# Mas Wins Photo Contest!



## GSD10 (May 20, 2007)

A few weeks back while checking out one of the local Pet Rescue sites I noticed that they were having a photo contest and the winning photos would be made into cards to sell for fundraising. Of course I had to enter my Mas









HE WON for Best Seasonal Photo and came in second for Cutest Pet with another picture submission









http://victoriapets.ca/node/299

This is the picture I submitted for Cutest Pet...


----------



## kelso (Jan 22, 2007)

you have got to put up the winning picture for best seasonal as well!! It is gorgeous!! Yeah for Mas!! One of the handsomest gsd's ever! and an appearance from the orange cuz from Kansas









So happy for you guys, Mr. Mas deserves it!!!

and..just for you and Mas..look what i found...work it Mas!!!


----------



## GSD10 (May 20, 2007)

> Originally Posted By: kelso










































> Originally Posted By: kelsoyou have got to put up the winning picture for best seasonal as well!!


Ok but it should come up in the link...unless they have changed their minds and pulled the picture









Seasonal Picture:


----------



## kelso (Jan 22, 2007)

that picture!


----------



## LJsMom (Jan 6, 2008)

He's so handsome!


----------



## Sashmom (Jun 5, 2002)

Wayto go Mas







but there was no competition, I see his kong in the leaves.....too cute.







He came in 2nd, mustve been a mistake!!


----------



## Regen (Mar 8, 2007)

Ruby, that is great! Mas so deserves this







Beautiful picture !


----------



## GSDLoverII (May 12, 2004)

Gorgeous picture of him!









Way to go Mas!


----------



## Amaruq (Aug 29, 2001)

I love the camouflage commando Cuz in the leaves.







NIce pictures! Congrats!!


----------



## JeanKBBMMMAAN (May 11, 2005)

Of course he did! SUPER SENIOR!!!!







Congrats! Beautiful pictures. 

YES-ruq-


----------



## Halen (Feb 16, 2007)

Good Lord, he's a looker! He would of had my vote! Congrats!


----------



## derby98 (Feb 9, 2008)

Well Done Mas!


----------



## GSD10 (May 20, 2007)

Aww shucks!







Thanks everyone, I of course am totally bias when it comes to my boy, but I was so excited to get the email that he won, and for a good cause too! 
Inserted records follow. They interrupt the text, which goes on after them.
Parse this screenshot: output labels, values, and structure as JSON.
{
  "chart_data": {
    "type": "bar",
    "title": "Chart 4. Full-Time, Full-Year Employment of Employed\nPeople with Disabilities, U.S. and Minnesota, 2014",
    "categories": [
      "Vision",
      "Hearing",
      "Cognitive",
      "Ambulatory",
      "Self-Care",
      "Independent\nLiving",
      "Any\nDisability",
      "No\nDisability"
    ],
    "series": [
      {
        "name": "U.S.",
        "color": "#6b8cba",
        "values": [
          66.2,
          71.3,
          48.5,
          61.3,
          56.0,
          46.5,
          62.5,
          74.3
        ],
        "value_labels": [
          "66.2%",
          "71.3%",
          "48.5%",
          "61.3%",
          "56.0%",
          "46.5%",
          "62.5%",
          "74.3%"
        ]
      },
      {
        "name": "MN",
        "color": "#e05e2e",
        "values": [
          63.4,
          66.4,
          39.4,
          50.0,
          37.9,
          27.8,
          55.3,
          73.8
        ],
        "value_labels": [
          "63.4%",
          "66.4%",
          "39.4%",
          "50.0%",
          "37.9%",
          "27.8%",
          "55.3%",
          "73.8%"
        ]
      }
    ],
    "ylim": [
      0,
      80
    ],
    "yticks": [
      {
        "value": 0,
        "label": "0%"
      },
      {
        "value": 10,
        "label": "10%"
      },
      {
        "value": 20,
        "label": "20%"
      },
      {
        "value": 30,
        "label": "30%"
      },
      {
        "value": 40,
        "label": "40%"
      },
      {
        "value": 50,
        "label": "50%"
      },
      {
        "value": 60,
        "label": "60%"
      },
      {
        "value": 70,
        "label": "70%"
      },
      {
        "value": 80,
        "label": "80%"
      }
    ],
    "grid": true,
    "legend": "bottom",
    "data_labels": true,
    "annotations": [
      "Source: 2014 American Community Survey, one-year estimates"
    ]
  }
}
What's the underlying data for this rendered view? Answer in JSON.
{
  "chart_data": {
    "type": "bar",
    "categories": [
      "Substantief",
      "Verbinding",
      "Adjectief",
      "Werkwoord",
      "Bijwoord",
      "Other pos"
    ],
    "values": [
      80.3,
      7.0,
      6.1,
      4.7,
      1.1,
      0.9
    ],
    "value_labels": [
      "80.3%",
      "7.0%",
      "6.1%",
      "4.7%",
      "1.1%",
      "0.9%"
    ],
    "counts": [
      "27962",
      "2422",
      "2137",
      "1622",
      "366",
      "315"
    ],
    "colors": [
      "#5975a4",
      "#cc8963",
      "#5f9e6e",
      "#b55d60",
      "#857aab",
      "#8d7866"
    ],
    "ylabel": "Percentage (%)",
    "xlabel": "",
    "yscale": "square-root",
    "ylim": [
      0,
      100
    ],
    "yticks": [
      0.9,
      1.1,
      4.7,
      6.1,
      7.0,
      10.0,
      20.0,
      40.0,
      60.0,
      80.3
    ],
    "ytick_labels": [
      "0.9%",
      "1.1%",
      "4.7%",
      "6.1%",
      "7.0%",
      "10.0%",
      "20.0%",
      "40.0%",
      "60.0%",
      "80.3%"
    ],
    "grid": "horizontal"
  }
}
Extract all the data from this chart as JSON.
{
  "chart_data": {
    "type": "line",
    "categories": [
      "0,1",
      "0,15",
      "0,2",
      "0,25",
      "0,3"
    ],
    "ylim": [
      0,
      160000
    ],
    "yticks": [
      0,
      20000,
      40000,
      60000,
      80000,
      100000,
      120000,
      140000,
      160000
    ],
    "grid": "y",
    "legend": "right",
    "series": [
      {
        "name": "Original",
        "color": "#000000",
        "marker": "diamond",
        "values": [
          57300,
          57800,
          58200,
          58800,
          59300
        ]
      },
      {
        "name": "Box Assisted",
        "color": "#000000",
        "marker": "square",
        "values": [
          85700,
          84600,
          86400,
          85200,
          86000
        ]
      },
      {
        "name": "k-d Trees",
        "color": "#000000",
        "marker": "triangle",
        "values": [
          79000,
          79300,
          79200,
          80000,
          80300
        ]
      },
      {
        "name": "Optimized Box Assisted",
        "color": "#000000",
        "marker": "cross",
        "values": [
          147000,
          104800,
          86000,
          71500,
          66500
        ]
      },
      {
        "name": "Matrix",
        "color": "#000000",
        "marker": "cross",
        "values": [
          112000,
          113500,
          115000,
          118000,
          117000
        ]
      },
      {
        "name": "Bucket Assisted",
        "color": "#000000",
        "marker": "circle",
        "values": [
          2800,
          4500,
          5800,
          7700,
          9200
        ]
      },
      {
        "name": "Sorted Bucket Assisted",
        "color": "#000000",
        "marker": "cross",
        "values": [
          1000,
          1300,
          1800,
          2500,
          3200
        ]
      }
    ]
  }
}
Ah yes Orange Cuz a special delivery from KC was used to lure Mas into the leaves. Actually I was so suprised that he was looking at the camera and NOT the Cuz


----------



## Lola1969 (Mar 6, 2007)

Well, the competition is pretty much over once a GSD enters it!

WONDERFUL pics! So handsome!


----------



## Kayos and Havoc (Oct 17, 2002)

> Originally Posted By: AmaruqI love the camouflage commando Cuz in the leaves.



















Is that the one Gala is looking for???









Beautiful picks of your handsome guy and congrats on the wins!!!


----------



## hipster36 (Jul 15, 2003)

> Originally Posted By: AmaruqI love the camouflage commando Cuz in the leaves.
> 
> 
> 
> ...


lol, noticed that too!







GREAT pics. Congrats Damasio!


----------



## CertainlySpoiled (Dec 2, 2007)

Mas is definitly a handsome boy!


----------



## arycrest (Feb 28, 2006)

WAY TO GO MAS!!!

Beautiful pictures!!!


----------



## Cassidy's Mom (Mar 30, 2003)

Wow, beautiful pics!


----------